Kabar24.com, JAKARTA − Guru Besar Hukum Universitas Jenderal Soedirman Hibnu Nugroho menilai ada keganjilan dalam Operasi Tangkap Tangan yang dilaksanakan KPK.
Sebab selama ini KPK selalu menangkap tangan penyuap dan penerima suap.
Ia menjelaskan dalam Undang-Undang Nomor 11 Tahun 1980 tentang Tindak Pidana Suap pemberi dan penerima suap harus ada.
Dalam UU itu harus ada kesepatakan antara pemberi dan penerima suap agar KPK dapat menetapkan OTT itu ke dalam delik suap.
“Namanya OTT kan penyuapan. Kemarin kan terminologinya penyuapan. Itu penyuap dan disuap harus ketemu, kena semua. Kajati dan Aspidsus Kejati DKI baru diperiksa sampai pagi sebagai saksi,” katanya.
Hibnu mendorong KPK mengintensifkan pemeriksaan terhadap pihak yang akan menerima suap dari PT Brantas Abipraya.
Dengan cara mencari bukti dari penyadapan yang selazimnya dilakukan sebelum melaksanakan OTT.
“KPK saat ini masih penyelidikan masih pemeriksaan. Mungkin akan segera menemukan siapa yang disuap, siapa yg menjanjikan. Apa oknum lain atau yg sebelumnya telah diperiksa,” jelasnya.

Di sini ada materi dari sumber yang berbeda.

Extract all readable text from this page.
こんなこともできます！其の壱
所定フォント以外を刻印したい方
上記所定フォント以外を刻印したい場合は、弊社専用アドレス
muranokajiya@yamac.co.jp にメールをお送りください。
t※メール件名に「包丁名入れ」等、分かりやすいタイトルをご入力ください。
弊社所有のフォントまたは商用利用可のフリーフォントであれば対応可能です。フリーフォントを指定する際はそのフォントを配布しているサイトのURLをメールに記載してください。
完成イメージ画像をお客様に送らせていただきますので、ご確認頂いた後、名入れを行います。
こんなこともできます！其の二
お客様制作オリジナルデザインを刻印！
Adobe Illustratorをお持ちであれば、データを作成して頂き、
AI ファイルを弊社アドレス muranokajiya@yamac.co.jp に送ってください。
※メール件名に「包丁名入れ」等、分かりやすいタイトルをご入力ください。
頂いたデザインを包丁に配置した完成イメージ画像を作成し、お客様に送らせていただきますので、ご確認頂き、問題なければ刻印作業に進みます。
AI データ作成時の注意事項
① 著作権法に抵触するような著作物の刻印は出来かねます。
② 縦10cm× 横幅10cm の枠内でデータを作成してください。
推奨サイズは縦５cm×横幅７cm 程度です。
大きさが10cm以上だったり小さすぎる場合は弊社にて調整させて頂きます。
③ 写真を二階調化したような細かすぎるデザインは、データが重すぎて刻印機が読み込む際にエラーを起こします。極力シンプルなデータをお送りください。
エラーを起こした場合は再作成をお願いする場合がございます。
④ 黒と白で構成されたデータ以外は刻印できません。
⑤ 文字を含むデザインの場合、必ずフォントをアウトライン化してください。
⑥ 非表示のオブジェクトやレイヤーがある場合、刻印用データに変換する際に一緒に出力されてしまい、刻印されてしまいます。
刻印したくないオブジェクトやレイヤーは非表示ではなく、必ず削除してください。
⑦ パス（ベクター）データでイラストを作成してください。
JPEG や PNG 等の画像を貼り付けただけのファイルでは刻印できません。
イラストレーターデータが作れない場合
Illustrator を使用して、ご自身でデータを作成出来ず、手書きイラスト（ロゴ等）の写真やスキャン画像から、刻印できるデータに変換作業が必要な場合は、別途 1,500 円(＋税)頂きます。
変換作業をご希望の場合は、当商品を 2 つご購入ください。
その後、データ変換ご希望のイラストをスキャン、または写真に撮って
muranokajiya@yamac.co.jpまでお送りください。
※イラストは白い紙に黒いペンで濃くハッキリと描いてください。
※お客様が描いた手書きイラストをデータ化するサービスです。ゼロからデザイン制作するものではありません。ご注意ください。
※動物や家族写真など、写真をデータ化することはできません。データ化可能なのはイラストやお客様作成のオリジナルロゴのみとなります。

Sejauh ini KPK baru menetapkan tersangka dari pemberi suap, yakni Direktur PT Brantas Abipraya Sudi Wantoko dan Senior Manager PT Brantas Abipraya Dandung Pamularno.
Menurut Hibnu apabila KPK tidak segera menetapkan tersangka dari penerima suap, lembaga antirasuah itu dapat kehilangan kepercayaan masyarakat.
Selain itu juga dapat memberikan kesempatan bagi calon tersangka untuk menghilangkan barang bukti.